• "ey iman edenler, allah'a, peygamberine, peygamberine indirdiği kitaba, daha önce indirdiği kitaba da iman edin! kim allah'a, meleklerine, kitaplarına, peygamberlerine ve ahiret gününe inanmazsa, pek derin bir sapıklığa saplanıp gitmiştir."

    yukarıda alıntıladığım elmalılı hamdi yazır çevirisinden de anlaşılacağı üzere ayette iman edenlerin düşeceği bir tehlikeye işaret edilmekte ve imanın bir bütün olması gerektiği, bazı şeylere inanıp bazılarına inanmamak türünden bir imanın sahih olamayacağı vurgulanmış.

    özetle, evet içinde allaha inanıp da ahirete veya kadere inanmayan ahir zaman müslümanları için nice nice altmetinler barındırmaktadır.
    anlayana.

    bir de ayetin baş kısmını alıp nesnesini, tümlecini almayan bektaşi fikirli müslümanlar da uyarılmış olabilir.
  • bir de ayetin baş kısmını alıp nesnesini, tümlecini almayan bektaşi fikirli müslümanların kuracağı bir cümle.

    dezenformasyon. yani başını ortasını ve sonunu bir araya getirince çok mantıklı olan bir cümle böyle kurulunca mantıksız olmuş öyle mi, sesli güldüm, sandalyeden kayarak düştüm, şu anda masanın altındayım.

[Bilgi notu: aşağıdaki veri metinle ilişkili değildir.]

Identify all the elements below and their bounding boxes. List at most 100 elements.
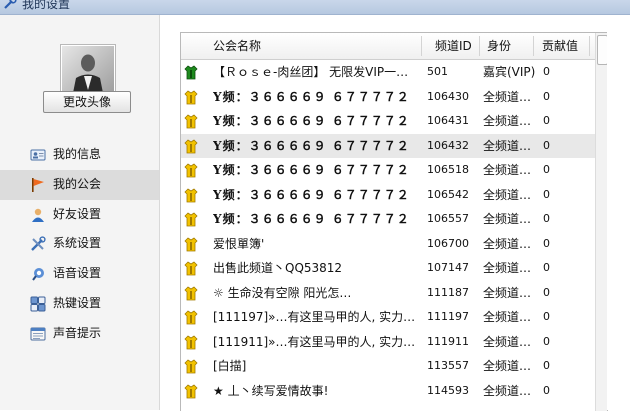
- role-cell: 全频道…: [483, 163, 532, 177]
- contribution-cell: 0: [543, 334, 550, 348]
- channel-id-cell: 106700: [427, 236, 469, 250]
- guild-name-cell: Y频：３６６６６９ ６７７７７２: [213, 89, 410, 104]
- table-body: 【Ｒｏｓｅ-肉丝团】 无限发VIP一… 501 嘉宾(VIP) 0 Y频：３６６６６９ …: [181, 60, 595, 403]
- guild-yellow-icon: [183, 334, 199, 350]
- channel-id-cell: 111197: [427, 310, 469, 323]
- table-row[interactable]: Y频：３６６６６９ ６７７７７２ 106431 全频道… 0: [181, 109, 595, 134]
- guild-table: 公会名称 频道ID 身份 贡献值 【Ｒｏｓｅ-肉丝团】 无限发VIP一… 501 嘉…: [180, 32, 608, 411]
- header-channel-id[interactable]: 频道ID: [435, 33, 472, 59]
- nav-label-sound-alert: 声音提示: [53, 325, 102, 340]
- guild-name-cell: ★ 丄丶续写爱情故事!: [213, 383, 329, 398]
- tools-icon: [31, 236, 46, 252]
- nav-label-hotkey-settings: 热键设置: [53, 295, 102, 310]
- table-row[interactable]: Y频：３６６６６９ ６７７７７２ 106557 全频道… 0: [181, 207, 595, 232]
- header-role[interactable]: 身份: [487, 33, 511, 59]
- role-cell: 全频道…: [483, 114, 532, 128]
- nav-label-my-guild: 我的公会: [53, 176, 102, 191]
- table-row[interactable]: [白描] 113557 全频道… 0: [181, 354, 595, 379]
- nav-label-system-settings: 系统设置: [53, 236, 102, 251]
- guild-name-cell: 【Ｒｏｓｅ-肉丝团】 无限发VIP一…: [213, 65, 409, 79]
- contribution-cell: 0: [543, 261, 550, 274]
- guild-yellow-icon: [183, 162, 199, 178]
- channel-id-cell: 107147: [427, 261, 469, 274]
- nav-item-hotkey-settings[interactable]: 热键设置: [0, 289, 159, 319]
- guild-name-cell: Y频：３６６６６９ ６７７７７２: [213, 138, 410, 153]
- table-row[interactable]: Y频：３６６６６９ ６７７７７２ 106542 全频道… 0: [181, 183, 595, 208]
- nav-item-my-guild[interactable]: 我的公会: [0, 169, 159, 200]
- contribution-cell: 0: [543, 212, 550, 225]
- id-card-icon: [30, 149, 46, 161]
- role-cell: 全频道…: [483, 383, 532, 398]
- role-cell: 全频道…: [483, 359, 532, 373]
- nav-item-friend-settings[interactable]: 好友设置: [0, 200, 159, 230]
- role-cell: 全频道…: [483, 261, 532, 275]
- table-row[interactable]: 爱恨單簿' 106700 全频道… 0: [181, 232, 595, 257]
- settings-nav: 我的信息 我的公会 好友设置 系统设置 语音设置 热键设置 声音提示: [0, 140, 159, 349]
- channel-id-cell: 111911: [427, 334, 469, 348]
- channel-id-cell: 106432: [427, 138, 469, 152]
- guild-name-cell: Y频：３６６６６９ ６７７７７２: [213, 114, 410, 128]
- nav-label-voice-settings: 语音设置: [53, 266, 102, 281]
- guild-name-cell: 出售此频道丶QQ53812: [213, 261, 343, 275]
- nav-item-sound-alert[interactable]: 声音提示: [0, 319, 159, 349]
- guild-yellow-icon: [183, 236, 199, 252]
- table-header: 公会名称 频道ID 身份 贡献值: [181, 33, 595, 60]
- contribution-cell: 0: [543, 114, 550, 127]
- contribution-cell: 0: [543, 89, 550, 103]
- table-row[interactable]: ★ 丄丶续写爱情故事! 114593 全频道… 0: [181, 379, 595, 404]
- channel-id-cell: 106542: [427, 187, 469, 201]
- nav-item-system-settings[interactable]: 系统设置: [0, 229, 159, 259]
- guild-yellow-icon: [183, 89, 199, 105]
- header-divider: [589, 36, 590, 56]
- channel-id-cell: 501: [427, 65, 448, 78]
- contribution-cell: 0: [543, 383, 550, 397]
- role-cell: 全频道…: [483, 310, 532, 324]
- guild-name-cell: 爱恨單簿': [213, 236, 265, 251]
- header-divider: [421, 36, 422, 56]
- channel-id-cell: 106557: [427, 212, 469, 225]
- header-contribution[interactable]: 贡献值: [542, 33, 578, 59]
- friend-icon: [32, 208, 44, 222]
- table-row[interactable]: [111197]»…有这里马甲的人, 实力… 111197 全频道… 0: [181, 305, 595, 330]
- header-divider: [479, 36, 480, 56]
- contribution-cell: 0: [543, 65, 550, 78]
- table-row[interactable]: 出售此频道丶QQ53812 107147 全频道… 0: [181, 256, 595, 281]
- guild-name-cell: Y频：３６６６６９ ６７７７７２: [213, 187, 410, 202]
- sidebar: 更改头像 我的信息 我的公会 好友设置 系统设置 语音设置 热键设置 声音提示: [0, 15, 160, 410]
- table-row[interactable]: Y频：３６６６６９ ６７７７７２ 106518 全频道… 0: [181, 158, 595, 183]
- nav-item-voice-settings[interactable]: 语音设置: [0, 259, 159, 289]
- guild-yellow-icon: [183, 383, 199, 399]
- contribution-cell: 0: [543, 138, 550, 152]
- channel-id-cell: 113557: [427, 359, 469, 372]
- guild-yellow-icon: [183, 138, 199, 154]
- guild-name-cell: [白描]: [213, 359, 247, 373]
- guild-green-icon: [183, 64, 199, 80]
- nav-item-my-info[interactable]: 我的信息: [0, 140, 159, 170]
- channel-id-cell: 111187: [427, 285, 469, 299]
- sound-icon: [30, 327, 46, 341]
- flag-icon: [32, 177, 44, 192]
- role-cell: 全频道…: [483, 187, 532, 202]
- table-row[interactable]: Y频：３６６６６９ ６７７７７２ 106432 全频道… 0: [181, 133, 595, 158]
- guild-yellow-icon: [183, 260, 199, 276]
- guild-name-cell: [111197]»…有这里马甲的人, 实力…: [213, 310, 416, 324]
- guild-name-cell: ☼ 生命没有空隙 阳光怎…: [213, 285, 352, 300]
- header-guild-name[interactable]: 公会名称: [213, 33, 261, 59]
- header-divider: [533, 36, 534, 56]
- table-row[interactable]: Y频：３６６６６９ ６７７７７２ 106430 全频道… 0: [181, 85, 595, 110]
- channel-id-cell: 106518: [427, 163, 469, 176]
- role-cell: 全频道…: [483, 334, 532, 349]
- contribution-cell: 0: [543, 187, 550, 201]
- role-cell: 全频道…: [483, 138, 532, 153]
- guild-name-cell: Y频：３６６６６９ ６７７７７２: [213, 212, 410, 226]
- wrench-icon: [4, 0, 17, 9]
- guild-yellow-icon: [183, 285, 199, 301]
- table-row[interactable]: ☼ 生命没有空隙 阳光怎… 111187 全频道… 0: [181, 281, 595, 306]
- change-avatar-button[interactable]: 更改头像: [43, 91, 131, 113]
- table-row[interactable]: [111911]»…有这里马甲的人, 实力… 111911 全频道… 0: [181, 330, 595, 355]
- role-cell: 全频道…: [483, 89, 532, 104]
- guild-yellow-icon: [183, 358, 199, 374]
- channel-id-cell: 106431: [427, 114, 469, 127]
- role-cell: 全频道…: [483, 285, 532, 300]
- table-row[interactable]: 【Ｒｏｓｅ-肉丝团】 无限发VIP一… 501 嘉宾(VIP) 0: [181, 60, 595, 85]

    dezenforme edilmiş temenni: ey iman edenler iman ediniz

    orijinal temenni: ey iman edenler, allah'a, peygamberine, peygamberine indirdiği kitaba, daha önce indirdiği kitaba da iman edin.

    hmm, bu sonuncusu inan ki, acaip mantıklı geldi hea.
  • "ben müslümanım" diyen herkesin, üzerinde uzun uzun düşünmesi gereken bir ayettir. bir kısa ironik cümleyle, insanlığın hali ancak bu kadar güzel özetlenebilir.
  • birinci kademede "müslim-islam olan" ve "mümin-iman eden" ayrımı vardır. müslim olanlar zahiren ve şeklen islam dairesine girenlerdir. eğer kalben ve ruhen de o daireye girerlerse o zaman "mümin" mertebesine yükselirler.

    peki bizler müslim miyiz, yoksa mümin mi?

    elbetteki bizler "müslim"iz ve henüz "mümin" olmak mertebesine eremedik. iman kalplerimize işlemedi. insanların %99,9 da böyledir. mümin olmayı başaranlar binde birdir; belki de daha azdır.

    islamcı(!) camia hayaller içinde yaşamaktadır. egolarının şişkinliğinden kendilerini olmadıkları mertebelerde görmektedirler. halbuki sıhhat bulmanın birinci şartı hastalığının farkında olmaktır. hasta olduğunu dahi bilmeyen elbette derdine çare aramayacaktır.

    müslim olmaktan mümin olmaya terakki etmek, çok büyük bir nitelik sıçramasıdır. peki ondan sonra iş bitiyor mu?

    hayır.

    o noktada da " ey iman edenler, iman ediniz" denmiş. yani iman mertebeleri sonsuzdur; o mertebelerde hiç durmadan ilerleyiniz ve yükseliniz emri verilmiştir. misal: zenginliğin sonu yoktur. milyon dolarları olan da zengindir, milyar dolarları olan da; ancak ilk bir milyon doları kazanmak en zor aşamadır. ondan sonrası çorap söküğü...
  • "..
    ekvân, insan koşup giderler, tutulmaz kapılmaz hayâle doğru..
    insan isen gel matlûbu anla, yorulma, gitme celâle doğru..
    .."
  • kimi çevirilerde (meal diyelim) görünüşte değil, gerçekten iman edin, bazılarında iman etmekte sebat edin, iman etmeye devam edin, bazılarında da eski kitaplara da iman edin gibi hamlelerle açıklanmaya çalışılmış. çevirilerin birbiriyle anlam bakımından alakasız olması ilginç tabii.

    kaynak: https://www.kuranmeali.com/…rma.php?sure=4&ayet=136
  • neden anlaşılmadığına anlam veremediğim kur'an ayeti. oysa çok açık. çeviri hatası falan diyerek savunma da gerektirmiyor.

    ne diyor ayet; "ey iman edenler, iman edin."
    bugün gezegende 2 milyarı aşkın kur'ana iman ettiğini söyleyen insan var. bu insanlar bu kitaba iman ediyorlar mı? evet.
    peki iman ettikleri kitabın nasıl iman edileceği konusundaki öğüt ve telkinlerine göre mi iman ediyorlar. hayır.
    işte kitap bu cümle ile iman edenleri iman ettikleri hususlara uymaya çağırıyor.